Implement a true distributed system through asynchronous messages. For that you will need an messaging queue such as CoralMQ or Tibco.
Diclaimer: I am one of the developers of CoralMQ.
The Java 5.0 executors might come handy.
You can have a fixed number of threads to handle long-running operations. And instead of Runnable you can use Callable, which return a result. The result is encapsulated in a Future<ReturnType> object, so you can get it when it is back.
Here is an outline about what an non-blocking jdbc api could look like from Oracle presented at JavaOne:
https://static.rainfocus.com/oracle/oow16/sess/1461693351182001EmRq/ppt/CONF1578%2020160916.pdf
So it seems that in the end, truly asynchronous JDBC calls will indeed be possible.
Just a crazy idea : you could use an Iteratee pattern over JBDC resultSet wrapped in some Future/Promise
Hammersmith does that for MongoDB.
I am just thinking ideas here. Why couldn't you have a pool of database connections with each one having a thread. Each thread has access to a queue. When you want to do a query that takes a long time, you can put on the queue and then one of threads will pick it up and handle it. You will never have too many threads because the number of your threads are bounded.
Edit: Or better yet, just a number of threads. When a thread sees something in a queue, it asks for a connection from the pool and handles it.
The commons-dbutils library has support for an AsyncQueryRunner which you provide an ExecutorService to and it returns a Future.

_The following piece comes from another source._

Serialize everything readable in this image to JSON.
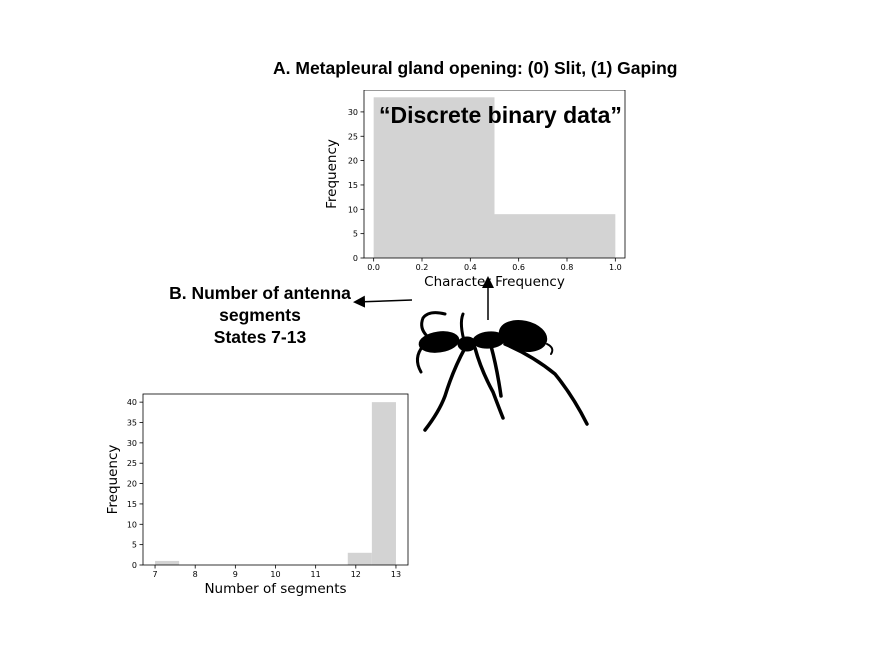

Worth checking out as it's simple to use and ensure you won't leak resources.
If you are interested in asynchronous database APIs for Java you should know that there is a new initiative to come up with a set of standard APIs based on CompletableFuture and lambdas. There is also an implementation of these APIs over JDBC which can be used to practice these APIs:
https://github.com/oracle/oracle-db-examples/tree/master/java/AoJ
The JavaDoc is mentioned in the README of the github project.